“La actividad física es efectiva para preservar la salud siempre que se tomen los recaudos necesarios, para lo cual es necesario asesorarse y no suponer que uno sabe cómo hacerlo”, remarcó el profesional.

 

Es sabido que la actividad física es fundamental en la vida y sumamente beneficiosa para la salud. Los médicos y expertos en la materia recomiendan practicarla al menos tres veces en la semana. Aseguran que solo con caminatas el organismo puede sentir grandes satisfacciones. Pero, ¿qué ocurre cuando no es bien aplicada, y sobre todo, cuando se la realiza en horarios indebidos?

En Santiago, las sensaciones térmicas actuales llegan a los 47 grados, y mucha gente sale a caminar o a trotar en horas de la siesta.

El médico cardiólogo y deportólogo, Dr. José Stenberg, en diálogo con este medio habló del tema y pidió extremar los cuidados a los santiagueños.

“Debemos pensar que nuestra ciudad es una de las más calientes del país, y en los últimos años comenzó a aumentar la humedad también. Esto hace que durante la siesta se presenten los picos de temperatura, y algunos días con importante humedad. La actividad física genera calor en el organismo, y este debe ser evacuado adecuadamente para evitar complicaciones. Esto se produce si hay diferencia de temperatura entre la del cuerpo y la temperatura ambiente, si esta es mayor, el cuerpo no podrá perder calor; mucho menos si la indumentaria que se usa evita la pérdida de calor. Vale indicar que mucha gente usa camperas, buzos etc., cumpliendo con un mito de ‘abrigarse para transpirar y adelgazar’. Nada más riesgoso”, explicó el profesional.

Asimismo explicó que “el mecanismo más efectivo para perder calor es la evaporación; siempre habrá sudoración pero luego esta debe evaporarse (no presentar ‘goteo’).

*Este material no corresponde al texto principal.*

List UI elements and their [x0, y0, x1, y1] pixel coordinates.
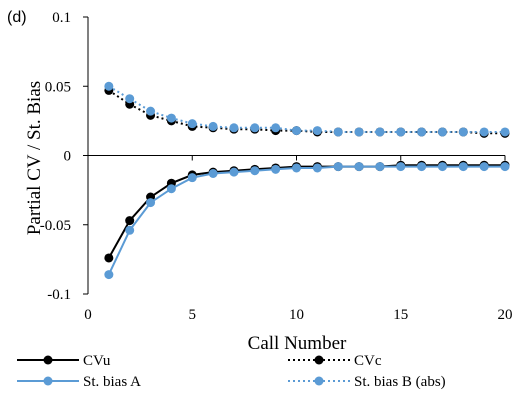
legend: CVu CVc St. bias A St. bias B (abs)	[17, 353, 446, 390]
data-point	[500, 127, 510, 137]
data-point	[375, 127, 385, 137]
data-point	[479, 162, 489, 172]
series-st-bias-b-abs	[104, 81, 510, 137]
legend-swatch-marker	[43, 355, 53, 365]
x-tick-label: 15	[393, 307, 408, 323]
y-tick-label: -0.05	[40, 218, 71, 234]
series-cvu	[104, 160, 510, 263]
x-tick-label: 0	[84, 307, 92, 323]
panel-label: (d)	[7, 9, 27, 26]
legend-item: St. bias A	[17, 374, 141, 390]
data-point	[333, 162, 343, 172]
x-tick-label: 20	[498, 307, 513, 323]
data-point	[250, 123, 260, 133]
data-point	[146, 106, 156, 116]
y-tick-label: 0.05	[45, 79, 71, 95]
data-point	[500, 162, 510, 172]
legend-swatch-marker	[314, 355, 324, 365]
data-point	[166, 184, 176, 194]
data-point	[396, 127, 406, 137]
data-point	[312, 126, 322, 136]
data-point	[229, 123, 239, 133]
x-tick-label: 10	[289, 307, 304, 323]
legend-item: St. bias B (abs)	[288, 374, 446, 390]
data-point	[208, 121, 218, 131]
data-point	[208, 169, 218, 179]
legend-swatch-marker	[43, 376, 53, 386]
data-point	[271, 164, 281, 174]
series-line	[108, 89, 505, 135]
legend-item: CVc	[288, 353, 382, 369]
data-point	[125, 225, 135, 235]
data-point	[417, 162, 427, 172]
data-point	[104, 270, 114, 280]
data-point	[458, 127, 468, 137]
series-st-bias-a	[104, 162, 510, 280]
series-line	[107, 164, 505, 259]
data-point	[271, 123, 281, 133]
data-point	[437, 162, 447, 172]
y-tick-label: -0.1	[47, 287, 71, 303]
data-point	[354, 127, 364, 137]
data-point	[104, 81, 114, 91]
x-tick-group: 0 5 10 15 20	[84, 155, 513, 323]
data-point	[125, 216, 135, 226]
y-tick-label: 0	[64, 149, 72, 165]
legend-label: CVu	[83, 353, 111, 369]
x-axis-title: Call Number	[248, 333, 347, 354]
data-point	[479, 127, 489, 137]
legend-item: CVu	[17, 353, 111, 369]
series-line	[108, 85, 505, 133]
y-tick-label: 0.1	[52, 10, 71, 26]
data-point	[146, 198, 156, 208]
data-point	[458, 162, 468, 172]
y-tick-group: 0.1 0.05 0 -0.05 -0.1	[40, 10, 88, 303]
data-point	[375, 162, 385, 172]
series-cvc	[104, 85, 510, 138]
data-point	[396, 162, 406, 172]
data-point	[125, 94, 135, 104]
data-point	[104, 253, 114, 263]
legend-label: St. bias B (abs)	[354, 374, 446, 390]
legend-swatch-marker	[314, 376, 324, 386]
data-point	[250, 166, 260, 176]
data-point	[229, 167, 239, 177]
y-axis-title: Partial CV / St. Bias	[24, 81, 45, 235]
data-point	[417, 127, 427, 137]
data-point	[166, 113, 176, 123]
data-point	[312, 163, 322, 173]
legend-label: St. bias A	[83, 374, 141, 390]
data-point	[333, 127, 343, 137]
series-layer	[104, 81, 510, 280]
data-point	[292, 126, 301, 136]
data-point	[187, 119, 197, 129]
data-point	[187, 173, 197, 183]
data-point	[354, 162, 364, 172]
x-tick-label: 5	[189, 307, 197, 323]
data-point	[437, 127, 447, 137]
data-point	[292, 163, 301, 173]
legend-label: CVc	[354, 353, 382, 369]
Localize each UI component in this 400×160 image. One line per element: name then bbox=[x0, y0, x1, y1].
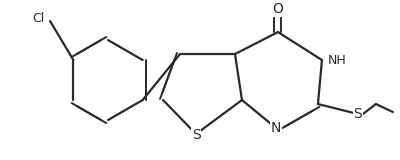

Esto sucede en condiciones de humedad bajas, y con la menor cantidad de ropa”.

Sobre las lamentables consecuencias, advirtió a la comunidad, que de no respetar los horarios adecuados, pueden incluso, ocasionar la muerte.

“Los movimientos musculares se producen por reacciones químicas que requieren calor y generan calor, pero hay un margen para ello, por encima del cual las reacciones no se producen adecuadamente y pueden generarse fallas en la contractilidad muscular. Por otra parte, se corre riesgo de deshidratación por sudoración que no llega a ser compensada con ingestión de bebidas, también existe el riesgo de sufrir un golpe de calor con consecuencias graves para la salud como convulsiones, coma, muerte”, explicó el Dr. Stenberg.

También indicó que existen diferencias en el riesgo en las distintas edades, por lo que sugirió tener en cuenta ciertos consejos.

‘En las edades extremas de la vida son las de mayor riesgo. Tanto los niños como los mayores tienen mecanismos de regulación de temperatura menos efectivos, en parte debido a su menor sudoración’, indicó.

Y cerró: “La actividad física es efectiva para preservar la salud siempre que se tomen los recaudos necesarios, para lo cual es necesario asesorarse y no suponer que uno sabe cómo hacerlo”.